Helena no cree que más gente siempre signifique más dinero para ella y sus empleadas, pero sí para la ciudad en su conjunto. Después de todo, alguien sale ganando ante un público cauteloso: los churreros y los pochocleros, por ejemplo. O las tiendas de artesanías industriales. También Pancho Loco, con su logo marino (un pancho andando en jetsky) y las rabas a 25 pesos. “Igual se vinieron todos, también los hoteles cinco estrellas están llenos”, dice Helena.

Como para contrarrestar las ideas de la malaria económica, y dar lugar a los beneficios en el reparto, muchos viajaron por primera vez en su vida a Mar del Plata, un sueño que parecía imposible. Para Juan, un maestro jujeño, directamente es su primer veraneo fuera de Perico, su ciudad. El hombre, de jogging y camisa, hace la cola para subir a un paseo en barco con su hijo en brazos, aunque ya está grande para que lo alcen. “¿Cuántos entran?”, pregunta a un empleado. “300 y ya estamos casi llenos”, responde. “Si hay 301 no subo”, bromea Juan y de repente se le borra la sonrisa: su mujer llega con los ojos llorosos.

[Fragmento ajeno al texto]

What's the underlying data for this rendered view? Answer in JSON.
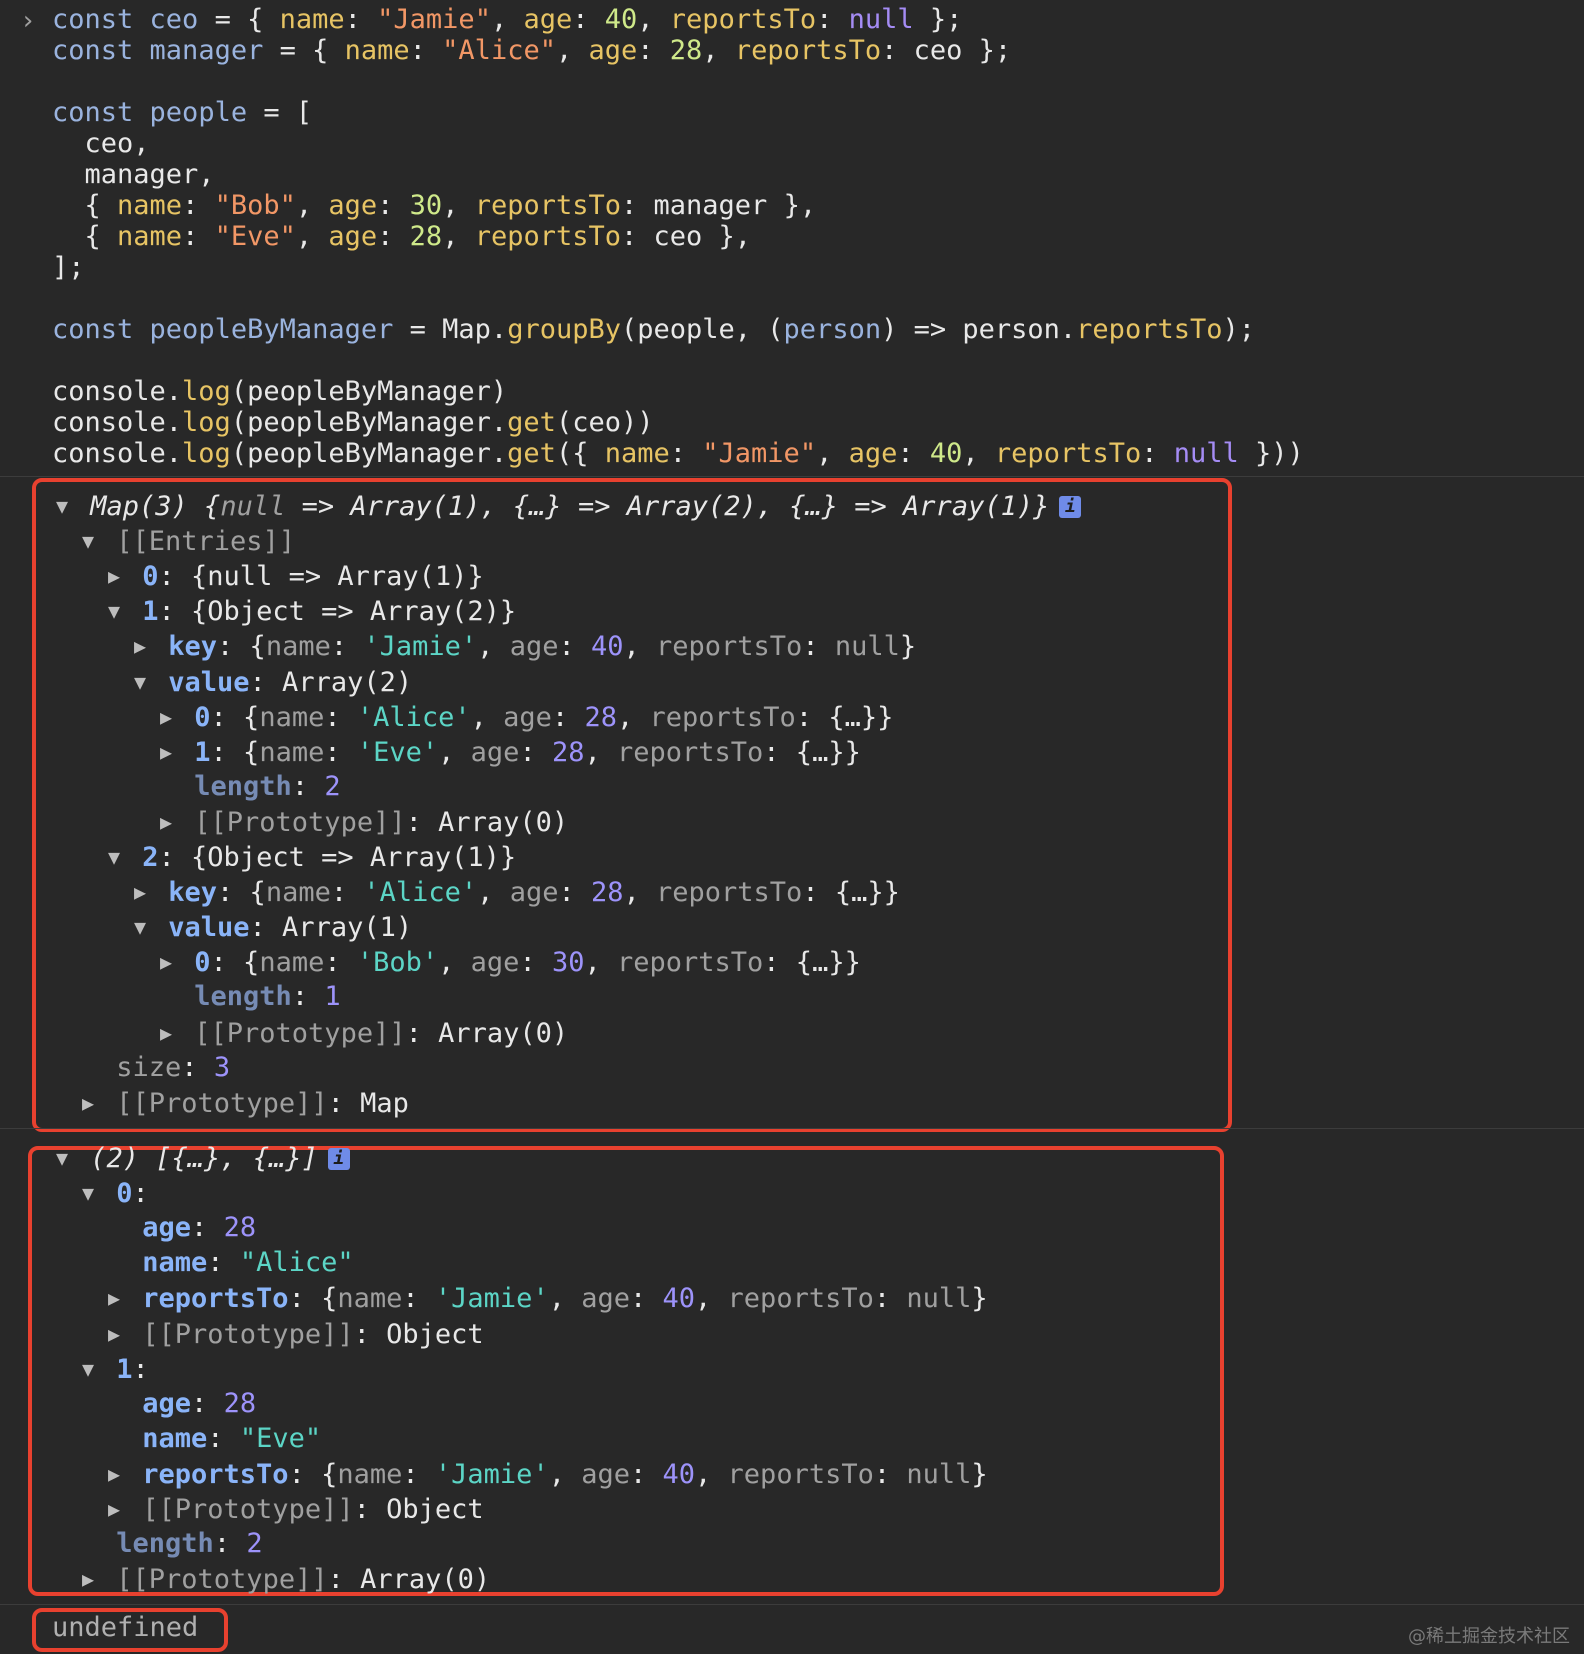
{
  "input": {
    "prompt": "›",
    "lines": [
      [
        [
          "kw",
          "const "
        ],
        [
          "var",
          "ceo"
        ],
        [
          "pl",
          " = { "
        ],
        [
          "prop",
          "name"
        ],
        [
          "pl",
          ": "
        ],
        [
          "str",
          "\"Jamie\""
        ],
        [
          "pl",
          ", "
        ],
        [
          "prop",
          "age"
        ],
        [
          "pl",
          ": "
        ],
        [
          "num",
          "40"
        ],
        [
          "pl",
          ", "
        ],
        [
          "prop",
          "reportsTo"
        ],
        [
          "pl",
          ": "
        ],
        [
          "nul",
          "null"
        ],
        [
          "pl",
          " };"
        ]
      ],
      [
        [
          "kw",
          "const "
        ],
        [
          "var",
          "manager"
        ],
        [
          "pl",
          " = { "
        ],
        [
          "prop",
          "name"
        ],
        [
          "pl",
          ": "
        ],
        [
          "str",
          "\"Alice\""
        ],
        [
          "pl",
          ", "
        ],
        [
          "prop",
          "age"
        ],
        [
          "pl",
          ": "
        ],
        [
          "num",
          "28"
        ],
        [
          "pl",
          ", "
        ],
        [
          "prop",
          "reportsTo"
        ],
        [
          "pl",
          ": ceo };"
        ]
      ],
      [],
      [
        [
          "kw",
          "const "
        ],
        [
          "var",
          "people"
        ],
        [
          "pl",
          " = ["
        ]
      ],
      [
        [
          "pl",
          "  ceo,"
        ]
      ],
      [
        [
          "pl",
          "  manager,"
        ]
      ],
      [
        [
          "pl",
          "  { "
        ],
        [
          "prop",
          "name"
        ],
        [
          "pl",
          ": "
        ],
        [
          "str",
          "\"Bob\""
        ],
        [
          "pl",
          ", "
        ],
        [
          "prop",
          "age"
        ],
        [
          "pl",
          ": "
        ],
        [
          "num",
          "30"
        ],
        [
          "pl",
          ", "
        ],
        [
          "prop",
          "reportsTo"
        ],
        [
          "pl",
          ": manager },"
        ]
      ],
      [
        [
          "pl",
          "  { "
        ],
        [
          "prop",
          "name"
        ],
        [
          "pl",
          ": "
        ],
        [
          "str",
          "\"Eve\""
        ],
        [
          "pl",
          ", "
        ],
        [
          "prop",
          "age"
        ],
        [
          "pl",
          ": "
        ],
        [
          "num",
          "28"
        ],
        [
          "pl",
          ", "
        ],
        [
          "prop",
          "reportsTo"
        ],
        [
          "pl",
          ": ceo },"
        ]
      ],
      [
        [
          "pl",
          "];"
        ]
      ],
      [],
      [
        [
          "kw",
          "const "
        ],
        [
          "var",
          "peopleByManager"
        ],
        [
          "pl",
          " = Map."
        ],
        [
          "fn",
          "groupBy"
        ],
        [
          "pl",
          "(people, ("
        ],
        [
          "var",
          "person"
        ],
        [
          "pl",
          ") => person."
        ],
        [
          "prop",
          "reportsTo"
        ],
        [
          "pl",
          ");"
        ]
      ],
      [],
      [
        [
          "pl",
          "console."
        ],
        [
          "fn",
          "log"
        ],
        [
          "pl",
          "(peopleByManager)"
        ]
      ],
      [
        [
          "pl",
          "console."
        ],
        [
          "fn",
          "log"
        ],
        [
          "pl",
          "(peopleByManager."
        ],
        [
          "fn",
          "get"
        ],
        [
          "pl",
          "(ceo))"
        ]
      ],
      [
        [
          "pl",
          "console."
        ],
        [
          "fn",
          "log"
        ],
        [
          "pl",
          "(peopleByManager."
        ],
        [
          "fn",
          "get"
        ],
        [
          "pl",
          "({ "
        ],
        [
          "prop",
          "name"
        ],
        [
          "pl",
          ": "
        ],
        [
          "str",
          "\"Jamie\""
        ],
        [
          "pl",
          ", "
        ],
        [
          "prop",
          "age"
        ],
        [
          "pl",
          ": "
        ],
        [
          "num",
          "40"
        ],
        [
          "pl",
          ", "
        ],
        [
          "prop",
          "reportsTo"
        ],
        [
          "pl",
          ": "
        ],
        [
          "nul",
          "null"
        ],
        [
          "pl",
          " }))"
        ]
      ]
    ]
  },
  "output1": {
    "lines": [
      {
        "i": 0,
        "t": "down",
        "s": [
          [
            "o-plain it",
            "Map(3) {"
          ],
          [
            "o-null it",
            "null"
          ],
          [
            "o-plain it",
            " => Array(1), {…} => Array(2), {…} => Array(1)}"
          ]
        ],
        "info": true
      },
      {
        "i": 1,
        "t": "down",
        "s": [
          [
            "o-dim",
            "[[Entries]]"
          ]
        ]
      },
      {
        "i": 2,
        "t": "right",
        "s": [
          [
            "o-key",
            "0"
          ],
          [
            "o-plain",
            ": {null => Array(1)}"
          ]
        ]
      },
      {
        "i": 2,
        "t": "down",
        "s": [
          [
            "o-key",
            "1"
          ],
          [
            "o-plain",
            ": {Object => Array(2)}"
          ]
        ]
      },
      {
        "i": 3,
        "t": "right",
        "s": [
          [
            "o-key",
            "key"
          ],
          [
            "o-plain",
            ": {"
          ],
          [
            "o-dim",
            "name"
          ],
          [
            "o-plain",
            ": "
          ],
          [
            "o-str",
            "'Jamie'"
          ],
          [
            "o-plain",
            ", "
          ],
          [
            "o-dim",
            "age"
          ],
          [
            "o-plain",
            ": "
          ],
          [
            "o-num",
            "40"
          ],
          [
            "o-plain",
            ", "
          ],
          [
            "o-dim",
            "reportsTo"
          ],
          [
            "o-plain",
            ": "
          ],
          [
            "o-null",
            "null"
          ],
          [
            "o-plain",
            "}"
          ]
        ]
      },
      {
        "i": 3,
        "t": "down",
        "s": [
          [
            "o-key",
            "value"
          ],
          [
            "o-plain",
            ": Array(2)"
          ]
        ]
      },
      {
        "i": 4,
        "t": "right",
        "s": [
          [
            "o-key",
            "0"
          ],
          [
            "o-plain",
            ": {"
          ],
          [
            "o-dim",
            "name"
          ],
          [
            "o-plain",
            ": "
          ],
          [
            "o-str",
            "'Alice'"
          ],
          [
            "o-plain",
            ", "
          ],
          [
            "o-dim",
            "age"
          ],
          [
            "o-plain",
            ": "
          ],
          [
            "o-num",
            "28"
          ],
          [
            "o-plain",
            ", "
          ],
          [
            "o-dim",
            "reportsTo"
          ],
          [
            "o-plain",
            ": {…}}"
          ]
        ]
      },
      {
        "i": 4,
        "t": "right",
        "s": [
          [
            "o-key",
            "1"
          ],
          [
            "o-plain",
            ": {"
          ],
          [
            "o-dim",
            "name"
          ],
          [
            "o-plain",
            ": "
          ],
          [
            "o-str",
            "'Eve'"
          ],
          [
            "o-plain",
            ", "
          ],
          [
            "o-dim",
            "age"
          ],
          [
            "o-plain",
            ": "
          ],
          [
            "o-num",
            "28"
          ],
          [
            "o-plain",
            ", "
          ],
          [
            "o-dim",
            "reportsTo"
          ],
          [
            "o-plain",
            ": {…}}"
          ]
        ]
      },
      {
        "i": 4,
        "t": "none",
        "s": [
          [
            "o-keydim",
            "length"
          ],
          [
            "o-plain",
            ": "
          ],
          [
            "o-num",
            "2"
          ]
        ]
      },
      {
        "i": 4,
        "t": "right",
        "s": [
          [
            "o-dim",
            "[[Prototype]]"
          ],
          [
            "o-plain",
            ": Array(0)"
          ]
        ]
      },
      {
        "i": 2,
        "t": "down",
        "s": [
          [
            "o-key",
            "2"
          ],
          [
            "o-plain",
            ": {Object => Array(1)}"
          ]
        ]
      },
      {
        "i": 3,
        "t": "right",
        "s": [
          [
            "o-key",
            "key"
          ],
          [
            "o-plain",
            ": {"
          ],
          [
            "o-dim",
            "name"
          ],
          [
            "o-plain",
            ": "
          ],
          [
            "o-str",
            "'Alice'"
          ],
          [
            "o-plain",
            ", "
          ],
          [
            "o-dim",
            "age"
          ],
          [
            "o-plain",
            ": "
          ],
          [
            "o-num",
            "28"
          ],
          [
            "o-plain",
            ", "
          ],
          [
            "o-dim",
            "reportsTo"
          ],
          [
            "o-plain",
            ": {…}}"
          ]
        ]
      },
      {
        "i": 3,
        "t": "down",
        "s": [
          [
            "o-key",
            "value"
          ],
          [
            "o-plain",
            ": Array(1)"
          ]
        ]
      },
      {
        "i": 4,
        "t": "right",
        "s": [
          [
            "o-key",
            "0"
          ],
          [
            "o-plain",
            ": {"
          ],
          [
            "o-dim",
            "name"
          ],
          [
            "o-plain",
            ": "
          ],
          [
            "o-str",
            "'Bob'"
          ],
          [
            "o-plain",
            ", "
          ],
          [
            "o-dim",
            "age"
          ],
          [
            "o-plain",
            ": "
          ],
          [
            "o-num",
            "30"
          ],
          [
            "o-plain",
            ", "
          ],
          [
            "o-dim",
            "reportsTo"
          ],
          [
            "o-plain",
            ": {…}}"
          ]
        ]
      },
      {
        "i": 4,
        "t": "none",
        "s": [
          [
            "o-keydim",
            "length"
          ],
          [
            "o-plain",
            ": "
          ],
          [
            "o-num",
            "1"
          ]
        ]
      },
      {
        "i": 4,
        "t": "right",
        "s": [
          [
            "o-dim",
            "[[Prototype]]"
          ],
          [
            "o-plain",
            ": Array(0)"
          ]
        ]
      },
      {
        "i": 1,
        "t": "none",
        "s": [
          [
            "o-dim",
            "size"
          ],
          [
            "o-plain",
            ": "
          ],
          [
            "o-num",
            "3"
          ]
        ]
      },
      {
        "i": 1,
        "t": "right",
        "s": [
          [
            "o-dim",
            "[[Prototype]]"
          ],
          [
            "o-plain",
            ": Map"
          ]
        ]
      }
    ]
  },
  "output2": {
    "lines": [
      {
        "i": 0,
        "t": "down",
        "s": [
          [
            "o-plain it",
            "(2) [{…}, {…}]"
          ]
        ],
        "info": true
      },
      {
        "i": 1,
        "t": "down",
        "s": [
          [
            "o-key",
            "0"
          ],
          [
            "o-plain",
            ":"
          ]
        ]
      },
      {
        "i": 2,
        "t": "none",
        "s": [
          [
            "o-key",
            "age"
          ],
          [
            "o-plain",
            ": "
          ],
          [
            "o-num",
            "28"
          ]
        ]
      },
      {
        "i": 2,
        "t": "none",
        "s": [
          [
            "o-key",
            "name"
          ],
          [
            "o-plain",
            ": "
          ],
          [
            "o-str",
            "\"Alice\""
          ]
        ]
      },
      {
        "i": 2,
        "t": "right",
        "s": [
          [
            "o-key",
            "reportsTo"
          ],
          [
            "o-plain",
            ": {"
          ],
          [
            "o-dim",
            "name"
          ],
          [
            "o-plain",
            ": "
          ],
          [
            "o-str",
            "'Jamie'"
          ],
          [
            "o-plain",
            ", "
          ],
          [
            "o-dim",
            "age"
          ],
          [
            "o-plain",
            ": "
          ],
          [
            "o-num",
            "40"
          ],
          [
            "o-plain",
            ", "
          ],
          [
            "o-dim",
            "reportsTo"
          ],
          [
            "o-plain",
            ": "
          ],
          [
            "o-null",
            "null"
          ],
          [
            "o-plain",
            "}"
          ]
        ]
      },
      {
        "i": 2,
        "t": "right",
        "s": [
          [
            "o-dim",
            "[[Prototype]]"
          ],
          [
            "o-plain",
            ": Object"
          ]
        ]
      },
      {
        "i": 1,
        "t": "down",
        "s": [
          [
            "o-key",
            "1"
          ],
          [
            "o-plain",
            ":"
          ]
        ]
      },
      {
        "i": 2,
        "t": "none",
        "s": [
          [
            "o-key",
            "age"
          ],
          [
            "o-plain",
            ": "
          ],
          [
            "o-num",
            "28"
          ]
        ]
      },
      {
        "i": 2,
        "t": "none",
        "s": [
          [
            "o-key",
            "name"
          ],
          [
            "o-plain",
            ": "
          ],
          [
            "o-str",
            "\"Eve\""
          ]
        ]
      },
      {
        "i": 2,
        "t": "right",
        "s": [
          [
            "o-key",
            "reportsTo"
          ],
          [
            "o-plain",
            ": {"
          ],
          [
            "o-dim",
            "name"
          ],
          [
            "o-plain",
            ": "
          ],
          [
            "o-str",
            "'Jamie'"
          ],
          [
            "o-plain",
            ", "
          ],
          [
            "o-dim",
            "age"
          ],
          [
            "o-plain",
            ": "
          ],
          [
            "o-num",
            "40"
          ],
          [
            "o-plain",
            ", "
          ],
          [
            "o-dim",
            "reportsTo"
          ],
          [
            "o-plain",
            ": "
          ],
          [
            "o-null",
            "null"
          ],
          [
            "o-plain",
            "}"
          ]
        ]
      },
      {
        "i": 2,
        "t": "right",
        "s": [
          [
            "o-dim",
            "[[Prototype]]"
          ],
          [
            "o-plain",
            ": Object"
          ]
        ]
      },
      {
        "i": 1,
        "t": "none",
        "s": [
          [
            "o-keydim",
            "length"
          ],
          [
            "o-plain",
            ": "
          ],
          [
            "o-num",
            "2"
          ]
        ]
      },
      {
        "i": 1,
        "t": "right",
        "s": [
          [
            "o-dim",
            "[[Prototype]]"
          ],
          [
            "o-plain",
            ": Array(0)"
          ]
        ]
      }
    ]
  },
  "output3": {
    "text": "undefined"
  },
  "info_glyph": "i",
  "watermark": "@稀土掘金技术社区",
  "colors": {
    "highlight_box": "#e8412f",
    "background": "#282828"
  }
}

“Me piden un voucher para subir pero no me lo dieron en el hotel. No podemos subir. Hacé algo vos”, le dice ella. Otros dos maestros jujeños están en la misma. Los niños lloran porque el barco zarpa. Vinieron con otras 60 personas desde Jujuy en un tour por una semana y los pasan a buscar a las 18 para ir al teatro, lo que quiere decir que no llegan a tomar el siguiente barco. “Les voy a hacer un escándalo, se aprovechan porque somos jujeños”, dice la mujer por lo bajo.

Al rato están todos mirando las lanchitas amarillas en el puerto y los barcos oxidados más allá, en la escollera, para pasar el rato. Muchos hacen lo mismo pero traen mate, termo, repasador y galletitas. O recorren los negocios y se deslumbran con salmones de 12 kilos que miran al frente exhibidos en la vidriería.

“Es un paseo de compras, muchos pasean, no todos compran”, observa Daniel, detrás de un enorme y colorido mostrador de cholgas, pulpos, almejas, berberechos, langostinos, mejillones y kanikamas.

El paseo incluye la música de Giuseppe Salerno, un señor de Lomas de Zamora, que desde hace 35 años toca tangos y tarantelas en el acordeón. Habla en cocoliche a propósito, para recordar a los primeros italianos que llegaron a Mar del Plata, se asentaron en los alrededores y fundaron el barrio del Puerto. “Yo lo conozco, este viejo siempre toca lo mismo”, le dice burlona una señora a otra que vino por primera vez a Mar del Plata. “¡A ver, che! Tocá chamamé”, lo desafían y de repente, están las dos bailando al lado de él.

Pero Giuseppe junta multitud cuando toca su nuevo hit: su versión de “Panamericana”, el remix de una vieja tarantela de moda en las discos. La gente lo aplaude tan fuerte como al niño que se perdió en el paseo después y que llora más de la vergüenza que del miedo. Juan y Balbina, dos abuelos marplatenses, ven asombrados este desborde turístico. “Acá se perdió el encanto desde que sacaron a los lobos marinos, molestaban y eran sucios pero toda esta gente se los está perdiendo, me da pena”, dice Balbina.

“¿No están en la escollera cerca de los barcos?”, pregunta este cronista. “No. Se los llevaron más lejos, a una playa donde parece que están mejor y los querían mandar más lejos pero no pudieron. Son animales domésticos por más que pongan ese cartel para que la gente no los toque porque son ‘salvajes’”, responde Juan, sin aclarar a qué se refiere con lo de “domésticos”. Su mujer no quita la vista de los cientos de personas, que por turnos, pasan por una tarima para sacarse una foto frente a un timón antiguo, de madera. Está más sorprendida que los turistas.

“Las ventas fuertes llegan al final de cada quincena”, dice María Magadalena, encargada de una regalería que ofrece recuerdos de viaje desde tres pesos. “Es verdad, todos los clientes son muy moderados pero no es la muerte de nadie, esperemos que no se gasten la plata en el casino, nada más”, comenta. Por más que se nuble cada vez más la tarde, el recambio de público es constante. Lo confirman los taxis que merodean como tiburones en la salida, después de dejar familias enteras en La Banquina de los Pescadores.